Pilote automatique, où est le bouton stop ?
 

Confrontés à des expériences négatives, désagréables, stressantes, douloureuses, nous déclenchons généralement les mêmes réactions. Une pression sur nos habituels boutons provoque la même habituelle réaction. Et nous voilà embarqués dans un cercle vicieux de pensées et émotions négatives, sans même en avoir conscience.

 

Ces schémas prennent des chemins souvent anciens, des sillons labourés depuis de très longues années, et dont nous ne sortons pas.

 

Si nous nous engageons de manière répétitive dans ces sillons, c'est avec une bonne intention initiale : celle de nous soustraire à la situation négative.
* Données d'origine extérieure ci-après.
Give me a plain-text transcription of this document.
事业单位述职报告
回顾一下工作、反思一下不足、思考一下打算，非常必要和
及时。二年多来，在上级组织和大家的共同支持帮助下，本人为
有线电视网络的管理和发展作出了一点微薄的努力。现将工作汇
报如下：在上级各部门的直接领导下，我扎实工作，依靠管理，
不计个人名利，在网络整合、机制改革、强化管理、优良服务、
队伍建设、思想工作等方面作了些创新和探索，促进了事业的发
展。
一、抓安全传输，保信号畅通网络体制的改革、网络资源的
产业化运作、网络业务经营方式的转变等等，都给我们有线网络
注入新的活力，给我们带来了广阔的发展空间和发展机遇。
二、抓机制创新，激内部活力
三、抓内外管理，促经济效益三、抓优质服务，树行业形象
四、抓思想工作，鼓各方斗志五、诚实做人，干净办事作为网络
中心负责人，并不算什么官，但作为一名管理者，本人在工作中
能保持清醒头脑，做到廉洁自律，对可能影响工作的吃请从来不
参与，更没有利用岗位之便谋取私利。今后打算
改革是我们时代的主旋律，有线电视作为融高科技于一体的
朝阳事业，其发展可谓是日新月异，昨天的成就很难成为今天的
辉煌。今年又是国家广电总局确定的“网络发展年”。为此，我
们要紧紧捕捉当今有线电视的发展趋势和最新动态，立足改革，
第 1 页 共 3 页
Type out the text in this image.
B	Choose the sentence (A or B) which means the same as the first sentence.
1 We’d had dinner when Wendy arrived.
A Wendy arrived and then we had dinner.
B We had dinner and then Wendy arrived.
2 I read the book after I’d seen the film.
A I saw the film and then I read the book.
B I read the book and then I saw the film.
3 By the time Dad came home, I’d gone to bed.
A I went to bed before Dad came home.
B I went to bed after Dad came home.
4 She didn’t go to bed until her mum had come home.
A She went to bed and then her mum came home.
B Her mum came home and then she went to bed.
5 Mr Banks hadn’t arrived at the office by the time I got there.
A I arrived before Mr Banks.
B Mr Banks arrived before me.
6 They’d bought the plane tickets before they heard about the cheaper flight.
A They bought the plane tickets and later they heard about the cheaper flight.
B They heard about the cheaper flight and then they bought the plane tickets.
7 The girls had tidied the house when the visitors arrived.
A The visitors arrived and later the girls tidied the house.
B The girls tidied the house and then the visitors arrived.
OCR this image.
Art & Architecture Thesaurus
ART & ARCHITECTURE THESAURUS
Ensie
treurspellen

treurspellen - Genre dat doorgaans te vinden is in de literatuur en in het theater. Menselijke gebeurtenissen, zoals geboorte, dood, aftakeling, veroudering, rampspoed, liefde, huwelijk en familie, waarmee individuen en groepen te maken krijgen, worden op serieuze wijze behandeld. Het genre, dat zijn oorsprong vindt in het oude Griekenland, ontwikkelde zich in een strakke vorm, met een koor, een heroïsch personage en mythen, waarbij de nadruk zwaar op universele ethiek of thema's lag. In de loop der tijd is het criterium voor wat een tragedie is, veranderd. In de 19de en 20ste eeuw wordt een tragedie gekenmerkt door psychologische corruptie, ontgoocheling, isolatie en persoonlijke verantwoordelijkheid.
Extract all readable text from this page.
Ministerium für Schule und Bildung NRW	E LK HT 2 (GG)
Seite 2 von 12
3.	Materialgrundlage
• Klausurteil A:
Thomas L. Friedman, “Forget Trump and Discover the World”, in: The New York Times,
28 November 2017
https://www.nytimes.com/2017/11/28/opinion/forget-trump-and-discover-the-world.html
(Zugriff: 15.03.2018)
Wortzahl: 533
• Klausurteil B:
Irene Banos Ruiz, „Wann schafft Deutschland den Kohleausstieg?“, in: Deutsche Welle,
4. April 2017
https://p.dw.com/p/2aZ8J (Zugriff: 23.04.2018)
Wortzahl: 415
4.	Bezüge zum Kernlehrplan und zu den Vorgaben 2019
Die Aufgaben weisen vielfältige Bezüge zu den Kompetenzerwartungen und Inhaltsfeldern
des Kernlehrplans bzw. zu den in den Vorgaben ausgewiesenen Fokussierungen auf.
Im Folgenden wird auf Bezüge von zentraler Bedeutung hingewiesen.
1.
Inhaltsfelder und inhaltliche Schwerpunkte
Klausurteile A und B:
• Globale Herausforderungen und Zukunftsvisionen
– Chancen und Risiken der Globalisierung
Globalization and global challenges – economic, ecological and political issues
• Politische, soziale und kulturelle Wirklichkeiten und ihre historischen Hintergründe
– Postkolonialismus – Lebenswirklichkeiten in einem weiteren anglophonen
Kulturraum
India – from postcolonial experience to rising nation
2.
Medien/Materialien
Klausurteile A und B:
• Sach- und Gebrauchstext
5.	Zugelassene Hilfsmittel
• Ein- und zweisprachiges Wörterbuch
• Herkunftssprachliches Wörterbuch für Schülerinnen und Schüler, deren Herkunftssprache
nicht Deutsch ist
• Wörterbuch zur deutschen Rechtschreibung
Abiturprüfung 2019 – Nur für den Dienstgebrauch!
Et si ces routines persistent, c'est parce que nous portons de vieux modes de pensée, que nous activons et réactivons, sans même y penser... :

 

Nous vivons le plus souvent en mode pilote automatique, sans vraiment prendre les commandes de nos vies... par la conscience.

 

Nous naviguons sans cesse entre passé (ruminations) et futur (projections), en oubliant que la vie se vit au présent, instant après instant.

 

Notre rapport aux expériences passe avant tout par le mental et la pensée, beaucoup plus que par le corps et les sensations.

 

Nous cherchons avant tout à éviter les situations déplaisantes, plutôt qu'à les aborder avec curiosité.

 

Nous voulons que nos expériences soient différentes de ce qu'elles sont, nous voulons constamment changer ce qui est, selon nos désirs.

 

Nous nourrissons des attentes, qui portent en germe l'attachement, et la déception, puisque la confrontation avec la réalité est souvent source de désillusion.

 

Nous croyons nos pensées, sans aucun doute, comme si elles étaient le reflet de la réalité.

 

Nous nous jugeons nous même avec dureté, sans ce regard de bienveillance que nous accorderions pourtant volontiers à notre meilleur ami.

 

 

Du pilote automatique à la réponse bienveillante... avec la pratique

 

Maintenant, même si ce tableau semble très désappointant - tant il respire la vérité ! - voici la bonne nouvelle : nous pouvons sortir de ce cadre enfermant, et rompre le cycle des pensées et émotions négatives.

 

Tout d'abord, il convient de ne pas maudire ce mode pilote automatique, qui nous rend bien des services au quotidien. C'est grâce à lui que nous sommes à même d'accomplir bien des tâches routinières. Sans lui, notre vie serait un enfer, une suite de réflexions à mener pour réaliser la moindre de nos actions.

 

Notre fidèle serviteur est toutefois trop zélé, quand il s'empare de toutes nos pensées et émotions. Il nous mène par le bout du nez, nous laissant croire qu'il sait mieux que nous - que notre conscience - ce qui est bon pour nous. Oh, le fourbe ! Et la plupart du temps, comme on tourne comme un hamster dans sa roue, on ne voit rien d'autre que ce roulement qui nous abrutit.

 

La pratique de la pleine conscience apporte une clé précieuse pour ouvrir les portes de ce cycle, source de souffrance.

 

Tout commence par le projecteur de la conscience, qui éclaire ces schémas. Voir et ressentir à quel point nous sommes malmenés par notre propre mode automatique. Puis vient l'acceptation, et le choix de ne plus partir dans cette chaîne de réactions, mais bien plutôt choisir sa réponse, celle qui est la plus appropriée pour nous accorder le plus de bienveillance possible.

 

Bienveillance, mot essentiel : pas de blâme, pas de drame. Juste appuyer sur le bouton off du pilote automatique, en douceur.